[Python-Dev] Mining URLs for spam detection

Fri, 30 Aug 2002 15:41:51 -0400

I've gotten interesting results from this gimmick:

import re
url_re = re.compile(r"http://([^\s>'\"\x7f-\xff]+)", re.IGNORECASE)
urlfield_re = re.compile(r"[;?:@&=+,$.]")

def tokenize_url(string):
    for url in url_re.findall(string):
        for i, piece in enumerate(url.lower().split('/')):
            prefix = "url%d:" % i
            for chunk in urlfield_re.split(piece):
                yield prefix + chunk
    ... (and then do other tokenization) ...

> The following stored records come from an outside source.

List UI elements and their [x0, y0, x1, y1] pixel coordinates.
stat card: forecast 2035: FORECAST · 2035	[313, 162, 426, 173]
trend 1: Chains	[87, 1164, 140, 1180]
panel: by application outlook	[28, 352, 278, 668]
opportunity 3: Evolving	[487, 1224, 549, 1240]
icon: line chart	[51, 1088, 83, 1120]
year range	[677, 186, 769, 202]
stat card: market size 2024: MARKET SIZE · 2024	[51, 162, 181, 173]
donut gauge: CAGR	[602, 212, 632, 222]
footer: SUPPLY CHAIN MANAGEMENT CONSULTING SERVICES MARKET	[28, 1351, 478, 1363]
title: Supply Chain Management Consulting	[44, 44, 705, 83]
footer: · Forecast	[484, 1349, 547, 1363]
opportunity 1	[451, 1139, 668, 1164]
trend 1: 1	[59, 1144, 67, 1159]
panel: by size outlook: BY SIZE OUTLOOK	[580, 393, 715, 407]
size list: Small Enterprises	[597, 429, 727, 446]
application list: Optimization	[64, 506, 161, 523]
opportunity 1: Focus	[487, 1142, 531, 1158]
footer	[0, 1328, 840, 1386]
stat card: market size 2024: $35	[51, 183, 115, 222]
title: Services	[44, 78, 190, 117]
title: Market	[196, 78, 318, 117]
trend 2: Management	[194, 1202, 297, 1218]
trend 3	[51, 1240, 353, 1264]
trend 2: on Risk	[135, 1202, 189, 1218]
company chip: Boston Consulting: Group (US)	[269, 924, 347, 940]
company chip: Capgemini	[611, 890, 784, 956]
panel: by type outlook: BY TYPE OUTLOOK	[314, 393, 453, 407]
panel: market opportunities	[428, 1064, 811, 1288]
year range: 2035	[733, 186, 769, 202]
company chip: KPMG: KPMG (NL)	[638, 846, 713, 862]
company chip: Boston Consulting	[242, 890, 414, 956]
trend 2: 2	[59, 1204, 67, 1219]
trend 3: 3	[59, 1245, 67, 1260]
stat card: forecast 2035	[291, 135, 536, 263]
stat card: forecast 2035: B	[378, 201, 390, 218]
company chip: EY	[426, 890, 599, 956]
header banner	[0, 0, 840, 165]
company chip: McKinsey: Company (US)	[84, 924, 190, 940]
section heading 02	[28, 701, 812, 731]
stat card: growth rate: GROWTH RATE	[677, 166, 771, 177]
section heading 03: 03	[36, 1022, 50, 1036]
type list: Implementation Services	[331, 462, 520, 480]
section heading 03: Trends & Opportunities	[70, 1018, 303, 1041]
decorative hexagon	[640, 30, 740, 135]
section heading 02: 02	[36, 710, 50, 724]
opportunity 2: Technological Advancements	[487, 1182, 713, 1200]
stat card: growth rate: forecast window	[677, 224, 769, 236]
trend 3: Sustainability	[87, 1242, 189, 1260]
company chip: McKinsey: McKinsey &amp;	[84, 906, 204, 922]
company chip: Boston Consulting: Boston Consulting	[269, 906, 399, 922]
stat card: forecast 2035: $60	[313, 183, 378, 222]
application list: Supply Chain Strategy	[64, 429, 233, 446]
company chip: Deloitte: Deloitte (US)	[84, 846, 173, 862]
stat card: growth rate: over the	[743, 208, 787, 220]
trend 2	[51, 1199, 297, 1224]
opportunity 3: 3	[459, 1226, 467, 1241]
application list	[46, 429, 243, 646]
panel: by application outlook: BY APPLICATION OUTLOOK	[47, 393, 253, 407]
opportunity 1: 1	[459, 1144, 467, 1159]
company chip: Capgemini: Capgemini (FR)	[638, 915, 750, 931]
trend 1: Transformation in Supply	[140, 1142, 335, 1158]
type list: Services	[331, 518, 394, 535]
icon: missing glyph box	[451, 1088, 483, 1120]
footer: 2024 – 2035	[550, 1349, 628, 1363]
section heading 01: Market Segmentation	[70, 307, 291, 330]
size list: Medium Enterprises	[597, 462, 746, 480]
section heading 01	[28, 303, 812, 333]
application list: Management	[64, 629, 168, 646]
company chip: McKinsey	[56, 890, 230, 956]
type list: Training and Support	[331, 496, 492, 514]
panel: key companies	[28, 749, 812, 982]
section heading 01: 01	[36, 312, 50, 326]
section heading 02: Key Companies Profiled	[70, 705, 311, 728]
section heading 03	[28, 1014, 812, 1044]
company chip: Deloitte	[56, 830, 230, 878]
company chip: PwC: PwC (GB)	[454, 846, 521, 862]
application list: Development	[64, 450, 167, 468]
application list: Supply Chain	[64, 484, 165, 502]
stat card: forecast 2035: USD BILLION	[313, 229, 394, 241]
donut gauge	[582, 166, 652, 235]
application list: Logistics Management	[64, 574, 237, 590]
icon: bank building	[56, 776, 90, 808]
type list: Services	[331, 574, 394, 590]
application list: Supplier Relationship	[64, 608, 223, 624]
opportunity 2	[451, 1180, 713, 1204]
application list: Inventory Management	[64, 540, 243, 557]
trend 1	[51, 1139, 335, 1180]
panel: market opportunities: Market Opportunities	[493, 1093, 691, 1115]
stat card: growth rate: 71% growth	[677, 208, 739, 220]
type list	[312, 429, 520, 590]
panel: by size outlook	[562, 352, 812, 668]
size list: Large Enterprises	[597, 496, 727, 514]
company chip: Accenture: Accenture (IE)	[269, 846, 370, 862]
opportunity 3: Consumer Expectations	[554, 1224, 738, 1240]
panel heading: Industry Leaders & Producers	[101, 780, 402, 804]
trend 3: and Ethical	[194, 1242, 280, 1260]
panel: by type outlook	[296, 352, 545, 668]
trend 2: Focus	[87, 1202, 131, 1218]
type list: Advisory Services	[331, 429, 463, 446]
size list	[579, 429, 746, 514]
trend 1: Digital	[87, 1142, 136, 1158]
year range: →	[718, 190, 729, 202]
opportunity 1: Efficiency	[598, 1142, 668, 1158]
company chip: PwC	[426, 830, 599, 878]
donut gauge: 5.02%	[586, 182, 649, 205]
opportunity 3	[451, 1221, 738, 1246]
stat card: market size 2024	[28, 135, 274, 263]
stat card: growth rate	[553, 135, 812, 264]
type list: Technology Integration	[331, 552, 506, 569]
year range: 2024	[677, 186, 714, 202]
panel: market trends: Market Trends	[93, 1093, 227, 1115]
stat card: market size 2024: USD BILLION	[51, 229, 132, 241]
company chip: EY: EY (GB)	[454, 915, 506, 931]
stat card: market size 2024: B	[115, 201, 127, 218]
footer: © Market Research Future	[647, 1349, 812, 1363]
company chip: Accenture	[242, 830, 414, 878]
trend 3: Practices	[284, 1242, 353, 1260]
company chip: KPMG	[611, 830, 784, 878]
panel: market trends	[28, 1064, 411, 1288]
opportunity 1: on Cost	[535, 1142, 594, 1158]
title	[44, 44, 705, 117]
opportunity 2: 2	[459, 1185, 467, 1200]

So it splits a case-normalized http thingie via /, tags the first piece
"url0:", the second "url1:", and so on.  Within each piece, it splits on
separators, like '=' and '.'.

Two particular tokens generated this way then made it into the list of 15
words that most often survived to the end of the scoring step:

    url0:python   as a strong non-spam indicator
    url1:remove   as a strong spam indicator

The rest of the tokenization was unchanged, still doing MIME-ignorant
splitting on whitespace.  Just the http gimmick was added, and that alone
cut the false negative rate in half.  IOW, there's a *lot* of valuable info
in the http thingies!  Not being a Web Guy, I'm not sure how to extract the
most info from it.  If you've got suggestions for a better URL tagging
strategy, I'd love to hear them.

Cute:  If I tokenize *only* the http thingies, ignoring all other parts of
the text, the false positive rate is about 1%.  This is because most legit
msgs don't have any http thingies, so they get classified correctly as ham
(no tokens at all are generated for them).   This caught at least one spam
in the ham corpus (a bogus "false positive"):

Data/Ham/Set2/8695.txt
prob = 0.999997392672
prob('url0:240') = 0.2
prob('url1:') = 0.612567
prob('url0:250') = 0.99
prob('url0:225') = 0.99
prob('url0:207') = 0.99
Sweet XXX!

http://207.240.225.250/
II33bp-]

An example of a real false positive was due to /F including this URL:

    http://w1.132.telia.com/~u13208596/temp/py15-980706.zip

Oddly enough,

    prob('url0:132') = 0.99
    prob('url0:telia') = 0.99

so there was significant spam with "132" and "telia" in the first field of
an http thingie.

The false negative rate when tokenizing only http thingies zoomed to over
30%.  Curiously, the best way for a spam to evade this check is *not* to
disguise itself with numeric IPs.  Numbers end up looking suspicious.  But,
e.g., this looks netural:

    http://shocking-incest.com

    prob('url0:com') = 0.658328

and it never saw "shocking-incest" before.